Monday, December 23, 2013


125. Private and public virtues

 Ethics has mostly been approached from an individual perspective: how should the individual behave. There, the proposed universal principle is the ‘golden rule’ that one should (not) do to others what one does (not) want done to oneself.

Now, most individual ethics are powerless when we turn to public conduct, of states, which are under pressure of geopolitics, aggression, crime, insurgence and terrorism. Torture is clearly wrong but what if by torturing one person one can save a nation?

This was brought home forcefully by Machiavelli’s classic ‘The prince’. For reasons of state things may need to be done that are blatantly bad, such as torture. However, that does not make it good. What does this do to ethics?

Should one now say that there are two kinds of good and bad: private and public?

I propose that there is no fundamental difference. Ethics and morality are not clear-cut on the individual level either. Also in the private sphere there can be multiple goods and bads, and it is often difficult to choose.

Earlier in this blog (in item 40) I referred to Martha Nussbaum’s account of the Fragility of goodness, with the example of Agamemnon, who had to choose between his daughter, to whom he had paternal duties, and his army, to which he had the duties of the commander.

I also argued (in item 118) that the golden rule is not strictly universal. There are things that I would do to others that I would not like to be done to myself, because knowing the other I know what s/he appreciates that I do not.

Lying is bad, but even on a personal level I may have to lie to protect someone’s interests. Would I lie to keep my child out of prison? I certainly would. Others might not.
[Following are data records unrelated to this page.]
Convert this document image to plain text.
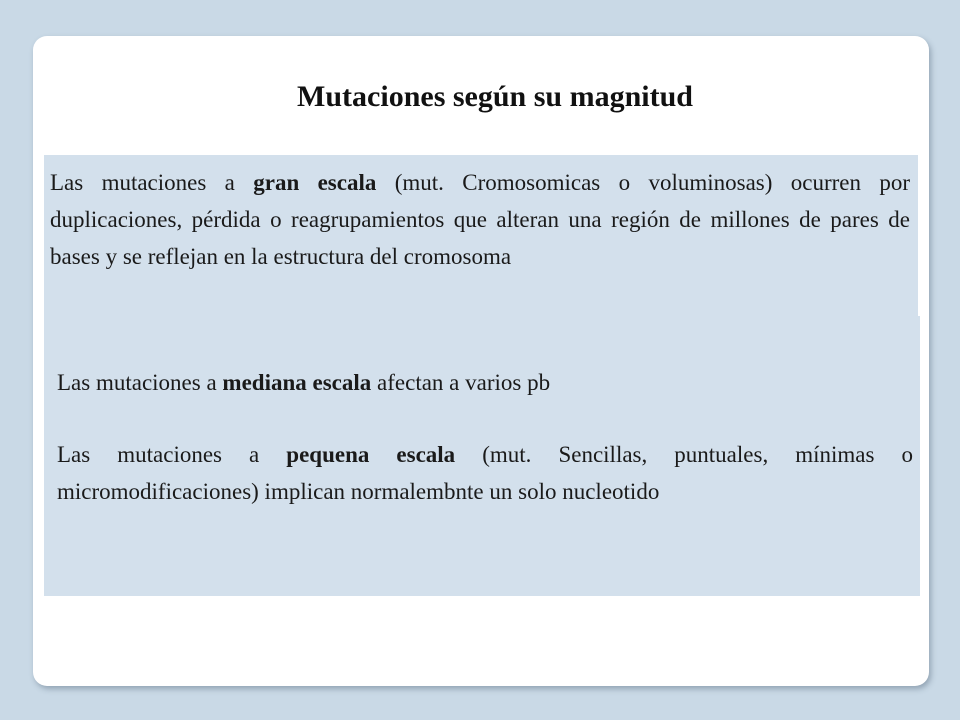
Mutaciones según su magnitud

Las mutaciones a gran escala (mut. Cromosomicas o voluminosas) ocurren por duplicaciones, pérdida o reagrupamientos que alteran una región de millones de pares de bases y se reflejan en la estructura del cromosoma

Las mutaciones a mediana escala afectan a varios pb

Las mutaciones a pequena escala (mut. Sencillas, puntuales, mínimas o micromodificaciones) implican normalembnte un solo nucleotido
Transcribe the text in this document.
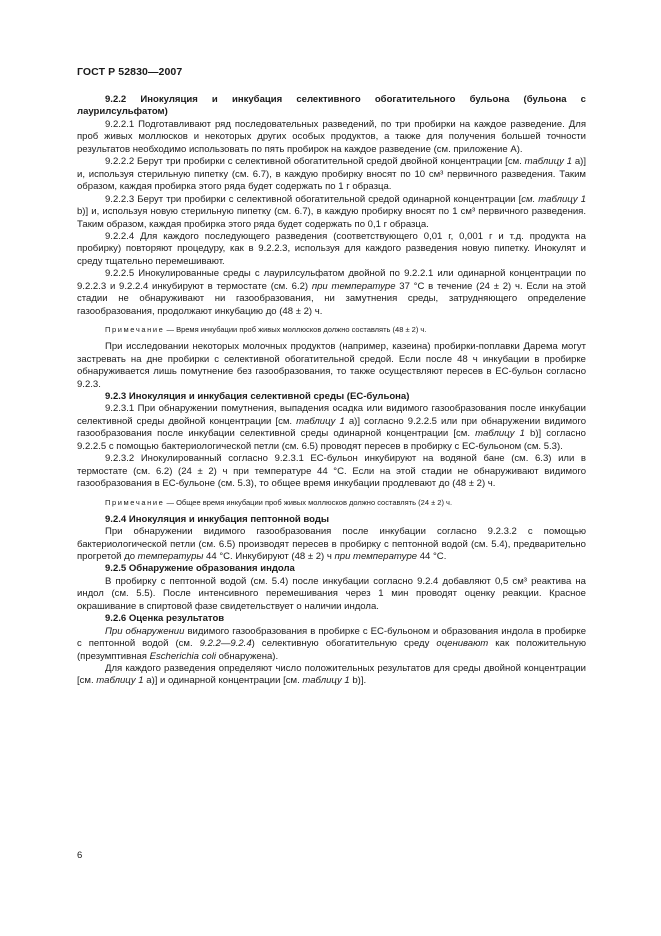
ГОСТ Р 52830—2007

9.2.2 Инокуляция и инкубация селективного обогатительного бульона (бульона с лаурилсульфатом)

9.2.2.1 Подготавливают ряд последовательных разведений, по три пробирки на каждое разведение. Для проб живых моллюсков и некоторых других особых продуктов, а также для получения большей точности результатов необходимо использовать по пять пробирок на каждое разведение (см. приложение А).

9.2.2.2 Берут три пробирки с селективной обогатительной средой двойной концентрации [см. таблицу 1 а)] и, используя стерильную пипетку (см. 6.7), в каждую пробирку вносят по 10 см³ первичного разведения. Таким образом, каждая пробирка этого ряда будет содержать по 1 г образца.

9.2.2.3 Берут три пробирки с селективной обогатительной средой одинарной концентрации [см. таблицу 1 b)] и, используя новую стерильную пипетку (см. 6.7), в каждую пробирку вносят по 1 см³ первичного разведения. Таким образом, каждая пробирка этого ряда будет содержать по 0,1 г образца.

9.2.2.4 Для каждого последующего разведения (соответствующего 0,01 г, 0,001 г и т.д. продукта на пробирку) повторяют процедуру, как в 9.2.2.3, используя для каждого разведения новую пипетку. Инокулят и среду тщательно перемешивают.

9.2.2.5 Инокулированные среды с лаурилсульфатом двойной по 9.2.2.1 или одинарной концентрации по 9.2.2.3 и 9.2.2.4 инкубируют в термостате (см. 6.2) при температуре 37 °С в течение (24 ± 2) ч. Если на этой стадии не обнаруживают ни газообразования, ни замутнения среды, затрудняющего определение газообразования, продолжают инкубацию до (48 ± 2) ч.

Примечание — Время инкубации проб живых моллюсков должно составлять (48 ± 2) ч.

При исследовании некоторых молочных продуктов (например, казеина) пробирки-поплавки Дарема могут застревать на дне пробирки с селективной обогатительной средой. Если после 48 ч инкубации в пробирке обнаруживается лишь помутнение без газообразования, то также осуществляют пересев в ЕС-бульон согласно 9.2.3.

9.2.3 Инокуляция и инкубация селективной среды (ЕС-бульона)

9.2.3.1 При обнаружении помутнения, выпадения осадка или видимого газообразования после инкубации селективной среды двойной концентрации [см. таблицу 1 а)] согласно 9.2.2.5 или при обнаружении видимого газообразования после инкубации селективной среды одинарной концентрации [см. таблицу 1 b)] согласно 9.2.2.5 с помощью бактериологической петли (см. 6.5) проводят пересев в пробирку с ЕС-бульоном (см. 5.3).

9.2.3.2 Инокулированный согласно 9.2.3.1 ЕС-бульон инкубируют на водяной бане (см. 6.3) или в термостате (см. 6.2) (24 ± 2) ч при температуре 44 °С. Если на этой стадии не обнаруживают видимого газообразования в ЕС-бульоне (см. 5.3), то общее время инкубации продлевают до (48 ± 2) ч.

Примечание — Общее время инкубации проб живых моллюсков должно составлять (24 ± 2) ч.

9.2.4 Инокуляция и инкубация пептонной воды

При обнаружении видимого газообразования после инкубации согласно 9.2.3.2 с помощью бактериологической петли (см. 6.5) производят пересев в пробирку с пептонной водой (см. 5.4), предварительно прогретой до температуры 44 °С. Инкубируют (48 ± 2) ч при температуре 44 °С.

9.2.5 Обнаружение образования индола

В пробирку с пептонной водой (см. 5.4) после инкубации согласно 9.2.4 добавляют 0,5 см³ реактива на индол (см. 5.5). После интенсивного перемешивания через 1 мин проводят оценку реакции. Красное окрашивание в спиртовой фазе свидетельствует о наличии индола.

9.2.6 Оценка результатов

При обнаружении видимого газообразования в пробирке с ЕС-бульоном и образования индола в пробирке с пептонной водой (см. 9.2.2—9.2.4) селективную обогатительную среду оценивают как положительную (презумптивная Escherichia coli обнаружена).

Для каждого разведения определяют число положительных результатов для среды двойной концентрации [см. таблицу 1 а)] и одинарной концентрации [см. таблицу 1 b)].

6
I appealed to Aristotle’s virtue ethics. There are multiple dimensions to what may be good, they are often not commensurable, not amenable to a common denominator, and what is good depends on circumstances. Sometimes I need to be brave and at other times prudent. Next to valour and prudence there are choices between trust and control, ‘voice’ and ‘exit’, attack and defence, spontaneity and restraint, truthfulness and lying, etc.

As I claimed (also in item 118), ethics is indeed multiple, debatable. What is to be chosen, and to what degree, is a matter of debate. However, the impossibility of universal rules and judgements is not a passport to the arbitrary. Or to relativism in the sense that any opinion is as good as any other. The striving for justice remains. And an ethical stance is subject to argumentation.

For matters of state there is an International Court of Justice. To justify oneself one needs to show awareness of the bad, evidence that one deliberated, evidence of proportionate action, and the willingness to have one’s judgements tested and possibly condemned and punished.

Also as an individual one must submit not only to the rule of law and but also, since the reach of the law is deliberately limited, to ethical judgement of friends, colleagues, and communities. It does not automatically suffice for bankers to plead that they are aware that they acted immorally but acted within the law and were forced to act as they did under pressures of competition. They need to argue their case in a balancing of virtues.

Socrates drank the cup of poison though convinced that his actions had been right.